Everything about Clyde Butcher is larger than life — his iconic 5-by-9-foot black-and-white photographs, his trusty 8-by-10-inch view camera on a tripod and the man himself, who looks a bit like Santa Claus dressed for a trip into the Everglades.
Butcher, 81, has had a gallery and darkroom in Venice since 2000 where his silver gelatin prints are on display along with the candy-hued photos by his wife, Niki Butcher. The Butchers also run a gallery and have a home in Big Cypress National Preserve in Ochopee.
Thanks to the efforts of their daughter Jackie and other family members, the Butchers have been documenting their 60-year life together. At the same time, they’re preserving the legacy of Clyde Butcher, often mentioned in the same breath as legendary American landscape photographer Ansel Adams.
Both Clyde and Niki do appearances and signings at their two galleries, area libraries and community centers, all worthy efforts to be sure. Clyde has also published several coffee table books and produced award-winning documentaries on Florida’s environment.
But now, Clyde Butcher has embarked on something big. Thanks to Marie Selby Botanical Gardens, his latest gallery is nature itself.
Through Aug. 31, 2024, Butcher’s large-scale photographs of Florida flora and fauna are on display at Selby’s Historic Spanish Point campus. Located off Tamiami Trail in Osprey, Spanish Point is a 30-acre waterfront park filled with landmarks such as a prehistoric burial ground, Sarasota pioneer Bertha Palmer’s gardens and a Victorian chapel with a cemetery.
As you walk the trails at Spanish Point and ponder Butcher’s timeless images, you remind yourself that while these are metal reproductions, they are not enlargements. These massive images are the same size as the original prints, or close to it.
By matching the size of his view camera to his subject, Butcher takes photos that allow the viewer to experience the landscape as he did in the field. He might use a 12-by-20-inch view camera for a landscape but take a photo of a ghost orchid in the wild with a 4-by-5-inch version.
Dating back to the 1850s, a view camera is a large-format camera where the lens forms an inverted image on a ground-glass screen. The image is viewed and then the glass screen is replaced with film, producing an image exactly the same as was seen on the screen.
During a recent morning at Spanish Point, the Butchers joined Selby Gardens President and CEO Jennifer Rominiecki and other Selby personnel to talk about the origins of the show, “Clyde Butcher: Nature Through the Lens.”
Even though his group consisted of residents of Florida, home of Everglades National Park, a favorite haunt of Butcher’s, the photographs on display at Spanish Point take viewers places they may not go themselves, unless they are the adventurous type.
“The Everglades is one of the few places in the world that’s so primitive yet safe,” Butcher said. “We had a group that was doing a Travel Channel thing that had just got back from the Amazon.
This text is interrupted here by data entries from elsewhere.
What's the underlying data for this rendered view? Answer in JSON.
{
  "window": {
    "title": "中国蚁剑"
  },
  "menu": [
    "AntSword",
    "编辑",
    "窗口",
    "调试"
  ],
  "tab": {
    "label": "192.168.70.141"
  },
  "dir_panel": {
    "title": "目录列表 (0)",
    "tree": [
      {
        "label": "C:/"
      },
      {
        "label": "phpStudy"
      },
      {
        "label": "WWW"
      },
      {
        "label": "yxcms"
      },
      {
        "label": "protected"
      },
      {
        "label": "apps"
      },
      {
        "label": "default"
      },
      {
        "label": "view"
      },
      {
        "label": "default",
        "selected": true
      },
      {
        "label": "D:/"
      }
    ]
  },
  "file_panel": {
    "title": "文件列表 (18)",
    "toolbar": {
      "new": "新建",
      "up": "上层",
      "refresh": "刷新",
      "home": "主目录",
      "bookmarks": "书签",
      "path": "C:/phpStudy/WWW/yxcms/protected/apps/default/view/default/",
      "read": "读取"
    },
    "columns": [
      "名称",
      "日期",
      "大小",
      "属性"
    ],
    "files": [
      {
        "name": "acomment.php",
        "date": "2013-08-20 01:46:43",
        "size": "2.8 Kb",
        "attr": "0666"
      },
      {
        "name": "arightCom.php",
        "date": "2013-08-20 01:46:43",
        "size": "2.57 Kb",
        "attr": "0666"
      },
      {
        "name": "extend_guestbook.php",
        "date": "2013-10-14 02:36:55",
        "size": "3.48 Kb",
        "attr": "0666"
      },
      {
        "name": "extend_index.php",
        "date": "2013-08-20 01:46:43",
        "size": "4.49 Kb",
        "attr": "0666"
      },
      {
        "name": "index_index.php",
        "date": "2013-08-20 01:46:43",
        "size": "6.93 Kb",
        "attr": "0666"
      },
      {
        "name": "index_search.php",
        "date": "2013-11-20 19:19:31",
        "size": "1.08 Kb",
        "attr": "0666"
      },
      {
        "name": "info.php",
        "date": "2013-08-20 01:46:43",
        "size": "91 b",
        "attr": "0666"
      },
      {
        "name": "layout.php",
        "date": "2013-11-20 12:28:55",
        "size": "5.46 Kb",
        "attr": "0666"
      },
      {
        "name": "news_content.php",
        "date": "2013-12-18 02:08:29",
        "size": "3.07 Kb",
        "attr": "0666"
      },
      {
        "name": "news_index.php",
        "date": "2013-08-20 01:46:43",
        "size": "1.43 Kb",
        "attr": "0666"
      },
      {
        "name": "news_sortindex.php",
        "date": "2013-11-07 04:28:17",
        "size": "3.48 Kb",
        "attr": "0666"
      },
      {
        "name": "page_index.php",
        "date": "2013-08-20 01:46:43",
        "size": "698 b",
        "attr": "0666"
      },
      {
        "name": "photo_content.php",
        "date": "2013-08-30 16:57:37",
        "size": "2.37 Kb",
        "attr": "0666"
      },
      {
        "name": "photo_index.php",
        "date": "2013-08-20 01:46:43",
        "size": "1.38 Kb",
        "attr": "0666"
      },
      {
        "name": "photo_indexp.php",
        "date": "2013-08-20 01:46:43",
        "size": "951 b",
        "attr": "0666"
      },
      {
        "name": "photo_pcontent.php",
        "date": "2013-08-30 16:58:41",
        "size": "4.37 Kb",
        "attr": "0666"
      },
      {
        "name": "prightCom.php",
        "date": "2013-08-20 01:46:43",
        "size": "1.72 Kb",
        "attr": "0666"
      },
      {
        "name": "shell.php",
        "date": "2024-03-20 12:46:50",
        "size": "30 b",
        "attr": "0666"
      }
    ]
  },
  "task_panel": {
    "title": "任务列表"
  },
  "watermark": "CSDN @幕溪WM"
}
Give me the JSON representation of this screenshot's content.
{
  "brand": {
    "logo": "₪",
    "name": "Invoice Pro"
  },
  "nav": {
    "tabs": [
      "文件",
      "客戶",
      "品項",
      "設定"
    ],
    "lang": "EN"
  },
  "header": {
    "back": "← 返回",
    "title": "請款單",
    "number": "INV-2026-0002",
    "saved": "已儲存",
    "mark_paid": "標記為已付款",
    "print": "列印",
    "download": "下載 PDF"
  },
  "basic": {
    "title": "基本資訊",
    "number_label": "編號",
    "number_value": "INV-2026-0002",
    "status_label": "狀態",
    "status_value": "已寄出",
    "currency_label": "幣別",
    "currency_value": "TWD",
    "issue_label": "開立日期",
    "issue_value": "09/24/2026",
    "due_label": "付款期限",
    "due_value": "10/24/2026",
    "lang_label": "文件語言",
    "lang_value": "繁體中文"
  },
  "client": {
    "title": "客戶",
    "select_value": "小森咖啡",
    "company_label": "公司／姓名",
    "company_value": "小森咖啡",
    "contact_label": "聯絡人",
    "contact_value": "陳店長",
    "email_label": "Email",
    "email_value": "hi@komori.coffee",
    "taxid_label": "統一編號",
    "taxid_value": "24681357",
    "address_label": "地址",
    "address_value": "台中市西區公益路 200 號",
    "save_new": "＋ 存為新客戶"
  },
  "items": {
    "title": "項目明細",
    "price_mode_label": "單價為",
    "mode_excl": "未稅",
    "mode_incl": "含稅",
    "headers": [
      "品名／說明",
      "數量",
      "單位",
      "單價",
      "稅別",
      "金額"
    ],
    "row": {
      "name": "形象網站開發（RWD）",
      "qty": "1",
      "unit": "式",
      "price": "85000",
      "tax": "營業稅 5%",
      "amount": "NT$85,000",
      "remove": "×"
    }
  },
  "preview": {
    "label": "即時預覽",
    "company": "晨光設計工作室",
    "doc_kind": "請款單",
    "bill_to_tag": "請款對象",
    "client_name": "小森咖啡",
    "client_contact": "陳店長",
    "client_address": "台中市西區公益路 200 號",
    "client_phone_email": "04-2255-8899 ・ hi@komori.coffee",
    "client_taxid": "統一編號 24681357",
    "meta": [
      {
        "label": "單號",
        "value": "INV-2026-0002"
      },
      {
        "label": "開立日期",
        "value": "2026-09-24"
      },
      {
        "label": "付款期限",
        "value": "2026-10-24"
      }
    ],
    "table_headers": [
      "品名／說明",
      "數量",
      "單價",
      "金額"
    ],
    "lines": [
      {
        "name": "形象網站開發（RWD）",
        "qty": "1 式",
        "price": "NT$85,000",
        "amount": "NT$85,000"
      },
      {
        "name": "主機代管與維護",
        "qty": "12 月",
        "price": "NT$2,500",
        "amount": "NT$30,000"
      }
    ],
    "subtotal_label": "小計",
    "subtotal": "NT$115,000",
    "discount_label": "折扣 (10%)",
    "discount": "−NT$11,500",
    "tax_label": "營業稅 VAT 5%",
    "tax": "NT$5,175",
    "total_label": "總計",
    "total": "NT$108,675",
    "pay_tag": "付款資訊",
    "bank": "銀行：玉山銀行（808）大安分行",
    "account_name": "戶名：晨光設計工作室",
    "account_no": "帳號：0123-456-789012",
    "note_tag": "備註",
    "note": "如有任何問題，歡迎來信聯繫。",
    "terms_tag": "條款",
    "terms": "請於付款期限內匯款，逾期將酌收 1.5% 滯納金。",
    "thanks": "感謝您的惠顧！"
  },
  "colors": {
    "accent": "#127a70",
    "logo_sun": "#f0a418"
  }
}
They said, ‘This is prettier than the Amazon.’”
Bragging rights aside, Rominiecki noted, “You make the swamp pretty through your lens.”
“All I do is point and shoot,” Butcher answered humbly.
“Not really,” Niki chimed in.
It’s getting to the place where the pointing and shooting happens that is the most challenging part of Butcher’s work.
Although he has become famous for photographs of mangroves and orchids in Florida’s dark swamps, Butcher began his life in Kansas City, Missouri, the son of a sheet-metal worker.
He was working as an architect in California when he and Niki were married in 1963. A real estate crash left Butcher and his new bride wondering how they were going to pay the rent when a friend suggested that he sell the photos he had taken as a hobby at a local art fair. “He made more in that one weekend than he had in a whole month as an architect,” Niki recalled in an earlier interview.
The next 60 years saw the Butchers move from California to Ohio as they developed a successful wall decor business. Called Eye Encounter, the business sold clocks with Butcher’s images as background to stores like J.C. Penney and Montgomery Ward.
Along the way, they raised two children, Jackie and Ted, and lost one as Ted was killed as a teenager by a drunken driver. After selling the home furnishings business, the family traveled before settling down on a boat in Florida.
Selling Clyde’s photos and Niki’s artworks at shows around the country kept the family afloat for years. Although he had photographed other landscapes throughout the world, Butcher found his favorite subject — and spiritual home — in Florida in the early 1980s. He credits Florida native Oscar Thompson for taking him on his first walk in an Everglades swamp.
Later, Big Cypress provided a place for the Butchers to heal from the death of their son and the inspiration for a mother lode of Clyde’s environmental oeuvre.
Other than their scale, what makes Butcher’s photographs so captivating are their composition.
His relentless gaze and the patience required to capture images previously unseen by the human eye give his work a spiritual quality. His subjects have been artfully arranged by the hand of the Creator.
What better place to gaze upon these awe-inspiring images than Spanish Point? One cannot come away from the exhibition without deep reverence for the power of place and abiding respect for Butcher. Despite his humble, aw-shucks demeanor, the weathered lensman emanates a savant-like quality.
As you walk back to the parking lot, you’re not mistaken if you think you have been in the presence of greatness. Try to keep that feeling alive as you turn onto Tamiami Trail and its string of motels, offices and strip shopping centers.
The good news is you can always go back and see Butcher’s photos again until Aug. 31.